1536(a)(1)It further states that ``[e]ach Federal agency shall, in
consultation with and with the assistance of the Secretary, insure that
any action authorized, funded, or carried out by such agency . . . is
not likely to jeopardize the continued existence of any endangered
species or threatened species or result in the destruction or adverse
modification of [critical] habitat.'' 16 U.S.C. 1536(a)(2) Before the
Service issues a final rule regarding take of migratory birds, we will
comply with provisions of the ESA as necessary to ensure that the
proposed amendments are not likely to jeopardize the continued
existence of any species designated as endangered or threatened or
destroy or adversely modify its critical habitat.
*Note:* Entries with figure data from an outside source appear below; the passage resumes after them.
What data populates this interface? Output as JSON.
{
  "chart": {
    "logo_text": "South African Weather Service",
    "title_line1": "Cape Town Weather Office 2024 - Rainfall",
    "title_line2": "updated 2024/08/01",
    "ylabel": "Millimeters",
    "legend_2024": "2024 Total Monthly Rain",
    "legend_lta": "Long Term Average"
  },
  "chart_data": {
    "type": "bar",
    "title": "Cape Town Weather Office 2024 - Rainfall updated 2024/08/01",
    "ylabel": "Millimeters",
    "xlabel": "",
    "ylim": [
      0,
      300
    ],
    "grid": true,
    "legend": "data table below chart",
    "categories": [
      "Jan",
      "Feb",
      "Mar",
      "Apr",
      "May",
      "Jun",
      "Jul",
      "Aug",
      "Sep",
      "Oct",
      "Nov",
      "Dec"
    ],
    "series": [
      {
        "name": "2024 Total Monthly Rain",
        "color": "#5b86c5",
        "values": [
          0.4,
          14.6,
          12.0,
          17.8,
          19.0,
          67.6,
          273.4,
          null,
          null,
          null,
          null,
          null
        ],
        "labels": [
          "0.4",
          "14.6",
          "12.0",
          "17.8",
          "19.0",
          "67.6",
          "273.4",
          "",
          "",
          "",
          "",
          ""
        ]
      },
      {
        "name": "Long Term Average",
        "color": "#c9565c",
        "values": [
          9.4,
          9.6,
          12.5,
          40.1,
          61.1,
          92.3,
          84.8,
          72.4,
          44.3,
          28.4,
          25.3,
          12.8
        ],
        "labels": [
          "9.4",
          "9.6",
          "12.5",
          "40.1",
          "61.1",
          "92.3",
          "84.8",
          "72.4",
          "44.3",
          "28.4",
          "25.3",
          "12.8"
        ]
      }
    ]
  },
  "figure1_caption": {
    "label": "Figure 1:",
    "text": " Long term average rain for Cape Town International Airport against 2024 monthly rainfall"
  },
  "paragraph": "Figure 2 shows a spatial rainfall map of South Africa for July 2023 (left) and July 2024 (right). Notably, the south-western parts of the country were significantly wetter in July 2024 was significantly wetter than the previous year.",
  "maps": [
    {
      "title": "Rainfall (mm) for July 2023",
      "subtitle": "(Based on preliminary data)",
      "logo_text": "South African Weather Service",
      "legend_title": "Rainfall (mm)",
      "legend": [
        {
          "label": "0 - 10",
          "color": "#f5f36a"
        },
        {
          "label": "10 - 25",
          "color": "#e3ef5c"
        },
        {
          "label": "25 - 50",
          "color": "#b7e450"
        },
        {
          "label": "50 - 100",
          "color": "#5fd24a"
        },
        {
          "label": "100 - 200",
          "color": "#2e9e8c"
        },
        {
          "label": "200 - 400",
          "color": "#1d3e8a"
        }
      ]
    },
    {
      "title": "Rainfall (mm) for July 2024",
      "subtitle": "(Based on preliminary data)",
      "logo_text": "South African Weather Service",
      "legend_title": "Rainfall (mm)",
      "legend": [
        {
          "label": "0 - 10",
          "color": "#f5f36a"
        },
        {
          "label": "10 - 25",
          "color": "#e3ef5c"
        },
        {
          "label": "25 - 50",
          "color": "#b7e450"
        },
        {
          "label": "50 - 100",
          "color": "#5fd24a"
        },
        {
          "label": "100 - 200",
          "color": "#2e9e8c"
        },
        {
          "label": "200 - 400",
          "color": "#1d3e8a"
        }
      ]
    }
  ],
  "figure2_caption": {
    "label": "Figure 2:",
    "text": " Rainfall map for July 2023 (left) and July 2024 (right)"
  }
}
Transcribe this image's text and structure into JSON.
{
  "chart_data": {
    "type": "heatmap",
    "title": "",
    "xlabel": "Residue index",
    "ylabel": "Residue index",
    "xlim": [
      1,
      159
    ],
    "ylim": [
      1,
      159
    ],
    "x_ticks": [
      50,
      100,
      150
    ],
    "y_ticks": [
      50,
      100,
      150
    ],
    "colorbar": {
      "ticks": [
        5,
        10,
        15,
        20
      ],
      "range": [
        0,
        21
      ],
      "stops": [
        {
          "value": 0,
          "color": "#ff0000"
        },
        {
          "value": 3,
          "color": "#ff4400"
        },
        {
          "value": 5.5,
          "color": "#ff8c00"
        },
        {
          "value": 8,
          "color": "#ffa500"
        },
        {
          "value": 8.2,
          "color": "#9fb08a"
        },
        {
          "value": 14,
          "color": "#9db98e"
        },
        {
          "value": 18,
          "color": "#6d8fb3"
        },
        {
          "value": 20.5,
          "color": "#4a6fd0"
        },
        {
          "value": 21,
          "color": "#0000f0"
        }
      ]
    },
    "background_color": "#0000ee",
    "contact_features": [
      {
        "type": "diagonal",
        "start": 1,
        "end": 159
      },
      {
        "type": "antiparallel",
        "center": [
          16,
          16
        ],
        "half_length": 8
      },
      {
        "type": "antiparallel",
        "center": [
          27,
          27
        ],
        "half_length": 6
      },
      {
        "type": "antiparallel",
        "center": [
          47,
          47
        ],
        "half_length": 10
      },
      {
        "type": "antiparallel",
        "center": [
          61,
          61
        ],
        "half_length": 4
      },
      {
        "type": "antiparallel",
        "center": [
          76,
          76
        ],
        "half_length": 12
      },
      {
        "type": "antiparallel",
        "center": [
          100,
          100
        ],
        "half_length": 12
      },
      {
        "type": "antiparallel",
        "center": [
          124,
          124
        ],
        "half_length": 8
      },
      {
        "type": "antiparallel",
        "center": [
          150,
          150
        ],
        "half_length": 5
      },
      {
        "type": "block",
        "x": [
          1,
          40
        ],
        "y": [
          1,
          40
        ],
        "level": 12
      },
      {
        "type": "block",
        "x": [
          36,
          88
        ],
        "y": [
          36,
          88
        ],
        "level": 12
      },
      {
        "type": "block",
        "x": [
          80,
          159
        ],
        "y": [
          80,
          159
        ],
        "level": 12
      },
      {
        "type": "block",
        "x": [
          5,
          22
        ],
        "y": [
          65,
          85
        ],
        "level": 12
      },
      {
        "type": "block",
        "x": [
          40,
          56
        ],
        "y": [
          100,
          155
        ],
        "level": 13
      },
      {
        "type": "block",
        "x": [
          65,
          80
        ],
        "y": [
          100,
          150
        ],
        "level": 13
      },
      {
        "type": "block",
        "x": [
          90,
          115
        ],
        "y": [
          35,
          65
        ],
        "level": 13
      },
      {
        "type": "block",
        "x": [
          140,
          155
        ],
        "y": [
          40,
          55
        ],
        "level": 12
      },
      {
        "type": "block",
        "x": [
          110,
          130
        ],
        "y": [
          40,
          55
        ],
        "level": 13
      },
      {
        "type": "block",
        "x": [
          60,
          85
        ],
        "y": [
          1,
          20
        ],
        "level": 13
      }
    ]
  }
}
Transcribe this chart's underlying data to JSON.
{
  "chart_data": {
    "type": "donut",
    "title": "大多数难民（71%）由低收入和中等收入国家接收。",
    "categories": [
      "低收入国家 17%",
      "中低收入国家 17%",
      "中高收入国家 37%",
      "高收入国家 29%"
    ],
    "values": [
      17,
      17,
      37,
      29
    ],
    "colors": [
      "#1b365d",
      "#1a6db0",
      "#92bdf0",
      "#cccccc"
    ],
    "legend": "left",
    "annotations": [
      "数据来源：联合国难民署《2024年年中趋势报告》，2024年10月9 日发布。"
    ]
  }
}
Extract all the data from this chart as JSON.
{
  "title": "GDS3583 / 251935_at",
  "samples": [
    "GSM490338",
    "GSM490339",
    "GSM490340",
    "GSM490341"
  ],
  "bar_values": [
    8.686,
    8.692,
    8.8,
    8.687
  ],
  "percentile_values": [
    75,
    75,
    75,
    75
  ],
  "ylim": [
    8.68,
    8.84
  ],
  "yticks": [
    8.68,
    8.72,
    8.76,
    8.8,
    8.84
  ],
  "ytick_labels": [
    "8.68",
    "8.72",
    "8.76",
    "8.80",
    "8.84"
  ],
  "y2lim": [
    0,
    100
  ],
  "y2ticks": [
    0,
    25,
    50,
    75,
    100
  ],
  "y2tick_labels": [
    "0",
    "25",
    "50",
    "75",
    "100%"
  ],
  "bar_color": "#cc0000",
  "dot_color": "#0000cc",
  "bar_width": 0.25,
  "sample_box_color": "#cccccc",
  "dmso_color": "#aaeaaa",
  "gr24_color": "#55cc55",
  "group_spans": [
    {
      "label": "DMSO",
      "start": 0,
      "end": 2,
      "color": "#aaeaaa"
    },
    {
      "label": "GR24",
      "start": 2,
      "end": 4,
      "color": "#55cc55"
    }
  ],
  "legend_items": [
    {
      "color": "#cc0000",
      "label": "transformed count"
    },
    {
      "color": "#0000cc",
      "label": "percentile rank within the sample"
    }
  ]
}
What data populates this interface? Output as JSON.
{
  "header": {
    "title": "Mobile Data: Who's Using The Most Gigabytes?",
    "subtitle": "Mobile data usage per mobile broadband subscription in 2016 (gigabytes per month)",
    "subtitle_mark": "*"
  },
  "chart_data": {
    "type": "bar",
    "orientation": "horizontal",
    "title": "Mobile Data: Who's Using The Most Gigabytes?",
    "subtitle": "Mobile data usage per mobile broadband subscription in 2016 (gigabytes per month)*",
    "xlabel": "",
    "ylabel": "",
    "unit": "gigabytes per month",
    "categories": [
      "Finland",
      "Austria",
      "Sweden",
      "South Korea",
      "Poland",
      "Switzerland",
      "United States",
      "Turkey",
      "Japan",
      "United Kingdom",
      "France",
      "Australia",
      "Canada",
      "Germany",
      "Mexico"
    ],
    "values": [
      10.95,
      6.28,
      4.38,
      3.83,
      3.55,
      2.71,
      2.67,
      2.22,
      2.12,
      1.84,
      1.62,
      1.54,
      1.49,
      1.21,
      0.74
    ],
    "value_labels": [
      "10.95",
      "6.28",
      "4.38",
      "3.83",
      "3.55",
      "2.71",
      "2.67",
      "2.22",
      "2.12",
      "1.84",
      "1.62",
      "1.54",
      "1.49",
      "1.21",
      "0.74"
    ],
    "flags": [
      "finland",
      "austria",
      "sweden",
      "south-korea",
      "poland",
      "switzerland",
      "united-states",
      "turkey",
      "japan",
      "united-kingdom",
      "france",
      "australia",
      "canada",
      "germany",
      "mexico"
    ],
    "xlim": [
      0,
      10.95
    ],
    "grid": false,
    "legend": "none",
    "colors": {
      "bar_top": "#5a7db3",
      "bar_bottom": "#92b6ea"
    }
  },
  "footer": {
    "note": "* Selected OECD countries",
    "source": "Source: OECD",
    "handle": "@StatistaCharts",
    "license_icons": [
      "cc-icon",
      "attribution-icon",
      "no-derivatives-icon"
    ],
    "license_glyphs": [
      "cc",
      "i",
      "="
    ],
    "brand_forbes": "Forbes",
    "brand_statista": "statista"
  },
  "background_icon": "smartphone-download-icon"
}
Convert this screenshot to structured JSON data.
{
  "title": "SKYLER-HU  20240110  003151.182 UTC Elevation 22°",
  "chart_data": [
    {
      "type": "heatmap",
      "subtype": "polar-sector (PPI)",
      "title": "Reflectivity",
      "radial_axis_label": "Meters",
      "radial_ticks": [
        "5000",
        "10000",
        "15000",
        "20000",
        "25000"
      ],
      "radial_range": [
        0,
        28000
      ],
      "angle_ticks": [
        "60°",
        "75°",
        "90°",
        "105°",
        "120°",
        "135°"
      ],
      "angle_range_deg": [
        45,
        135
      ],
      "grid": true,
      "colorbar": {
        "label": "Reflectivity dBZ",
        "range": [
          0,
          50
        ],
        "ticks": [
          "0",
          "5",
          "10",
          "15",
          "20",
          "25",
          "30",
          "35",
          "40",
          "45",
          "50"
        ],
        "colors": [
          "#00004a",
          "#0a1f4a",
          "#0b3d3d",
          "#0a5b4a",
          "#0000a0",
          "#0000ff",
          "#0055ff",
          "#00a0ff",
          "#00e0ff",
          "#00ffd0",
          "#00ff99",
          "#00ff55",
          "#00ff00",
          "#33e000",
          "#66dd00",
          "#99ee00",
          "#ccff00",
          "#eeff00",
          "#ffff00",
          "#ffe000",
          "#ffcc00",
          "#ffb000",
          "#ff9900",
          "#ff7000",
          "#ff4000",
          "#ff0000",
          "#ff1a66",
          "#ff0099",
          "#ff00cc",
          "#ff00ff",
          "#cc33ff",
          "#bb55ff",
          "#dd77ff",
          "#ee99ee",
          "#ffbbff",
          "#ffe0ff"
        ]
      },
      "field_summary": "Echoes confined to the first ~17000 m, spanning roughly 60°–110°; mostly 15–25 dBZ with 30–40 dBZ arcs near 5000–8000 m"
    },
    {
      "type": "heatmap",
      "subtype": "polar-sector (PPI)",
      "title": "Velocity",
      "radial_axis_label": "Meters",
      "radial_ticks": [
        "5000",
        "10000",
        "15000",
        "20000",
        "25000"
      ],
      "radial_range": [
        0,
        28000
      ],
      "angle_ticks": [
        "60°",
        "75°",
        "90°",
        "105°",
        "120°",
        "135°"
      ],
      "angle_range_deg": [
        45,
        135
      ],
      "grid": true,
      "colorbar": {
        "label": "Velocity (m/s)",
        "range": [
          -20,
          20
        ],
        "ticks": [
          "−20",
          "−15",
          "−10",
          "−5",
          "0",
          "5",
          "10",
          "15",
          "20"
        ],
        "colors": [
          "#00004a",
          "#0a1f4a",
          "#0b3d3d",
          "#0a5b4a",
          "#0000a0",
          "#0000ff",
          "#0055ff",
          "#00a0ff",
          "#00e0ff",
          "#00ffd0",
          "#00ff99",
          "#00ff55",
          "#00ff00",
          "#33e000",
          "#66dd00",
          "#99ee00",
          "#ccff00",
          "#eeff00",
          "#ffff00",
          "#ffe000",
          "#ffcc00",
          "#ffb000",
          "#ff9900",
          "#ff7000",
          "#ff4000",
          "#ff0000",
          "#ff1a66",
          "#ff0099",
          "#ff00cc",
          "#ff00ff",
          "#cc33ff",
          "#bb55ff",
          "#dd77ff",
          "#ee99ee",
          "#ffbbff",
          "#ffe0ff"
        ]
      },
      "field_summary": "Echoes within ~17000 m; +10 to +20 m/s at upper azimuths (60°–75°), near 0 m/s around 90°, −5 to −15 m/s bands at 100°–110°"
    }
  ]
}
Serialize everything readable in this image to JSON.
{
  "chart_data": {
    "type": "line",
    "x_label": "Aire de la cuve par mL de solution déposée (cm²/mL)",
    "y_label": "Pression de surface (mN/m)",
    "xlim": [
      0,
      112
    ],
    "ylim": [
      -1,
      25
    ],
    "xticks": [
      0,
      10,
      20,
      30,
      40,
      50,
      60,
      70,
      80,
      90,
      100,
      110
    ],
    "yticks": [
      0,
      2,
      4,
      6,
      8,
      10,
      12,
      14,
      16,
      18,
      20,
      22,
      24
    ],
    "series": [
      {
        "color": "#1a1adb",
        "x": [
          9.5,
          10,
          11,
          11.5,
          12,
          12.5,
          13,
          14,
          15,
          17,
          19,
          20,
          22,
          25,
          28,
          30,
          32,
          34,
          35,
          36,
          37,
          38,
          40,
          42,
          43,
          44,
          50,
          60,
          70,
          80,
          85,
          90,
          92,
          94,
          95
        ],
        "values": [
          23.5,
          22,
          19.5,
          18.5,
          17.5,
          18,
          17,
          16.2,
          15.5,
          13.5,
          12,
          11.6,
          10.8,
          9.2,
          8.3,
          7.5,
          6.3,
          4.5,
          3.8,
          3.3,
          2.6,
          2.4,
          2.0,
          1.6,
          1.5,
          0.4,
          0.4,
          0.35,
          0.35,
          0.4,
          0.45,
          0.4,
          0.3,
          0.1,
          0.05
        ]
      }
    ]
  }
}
Government-to-Government Relationship with Tribes
In accordance with Executive Order 13175, ``Consultation and
Coordination with Indian Tribal Governments,'' and the Department of
the Interior's manual at 512 DM 2, we are considering the possible
effects of this proposed rule on federally recognized Indian Tribes.
The Department of the Interior strives to strengthen its government-to-
government relationship with Indian Tribes through a commitment to
consultation with Indian Tribes and recognition of their right to self-
governance and tribal sovereignty. We have evaluated this proposed rule
under the criteria in Executive Order 13175 and under the Department's
tribal consultation policy and have determined that this rule may have
a substantial direct effect on federally recognized Indian tribes.
Accordingly, we will initiate government-to-government consultation
with federally recognized Indian tribes.
Clarity of this Proposed Rule
We are required by Executive Orders 12866 and 12988 and by the
Presidential Memorandum of June 1, 1998, to write all rules in plain
language. This means that each rule we publish must:
(a) Be logically organized;
(b) Use the active voice to address readers directly;
(c) Use clear language rather than jargon;
(d) Be divided into short sections and sentences; and
(e) Use lists and tables wherever possible.
If you feel that we have not met these requirements, send us
comments by one of the methods listed in ADDRESSES. To better help us
revise the rule, your comments should be as specific as possible. For
example, you should tell us the numbers of the sections or paragraphs
that are unclearly written, which sections or sentences are too long,
the sections where you feel lists or tables would be useful, etc.
Energy Supply, Distribution, or Use (E.O. 13211)
E.O. 13211 requires agencies to prepare Statements of Energy
Effects when undertaking certain actions. This proposed rule is not a
significant regulatory action under E.O. 13211 and would not
significantly affect energy supplies, distribution, or use. Therefore,
this action is not a significant energy action. No Statement of Energy
Effects is required.
List of Subjects in 50 CFR Part 10
Exports, Fish, Imports, Law enforcement, Plants, Transportation,
Wildlife.
Proposed Regulation Promulgation
For the reasons described in the preamble, we propose to amend
subchapter B of chapter 1, title 50 of the Code of Federal Regulations,
as set forth below:
PART 10--GENERAL PROVISIONS
0
1. The authority citation for part 10 continues to read as follows:
Authority: 16 U.S.C. 668a-d, 703-712, 742a-j-l, 1361-1384, 1401-
1407, 1531-1543, 3371-3378; 18 U.S.C. 42; 19 U.S.C. 1202.
0
2. Add Sec. 10.14 to subpart B to read as follows:
Sec. 10.14 Scope of the Migratory Bird Treaty Act.
The prohibitions of the Migratory Bird Treaty Act (16 U.S.C. 703)
that make it unlawful at any time, by any means or in any manner, to
pursue, hunt, take, capture, or kill migratory birds, or attempt to
engage in any of those actions, apply only to actions directed at
migratory birds, their nests, or their eggs. Injury to or mortality of
migratory birds that results from, but is not the purpose of, an action
(i.e., incidental taking or killing) is not prohibited by the Migratory
Bird Treaty Act.
Dated: January 22, 2020.
Rob Wallace,
Assistant Secretary for Fish and Wildlife and Parks.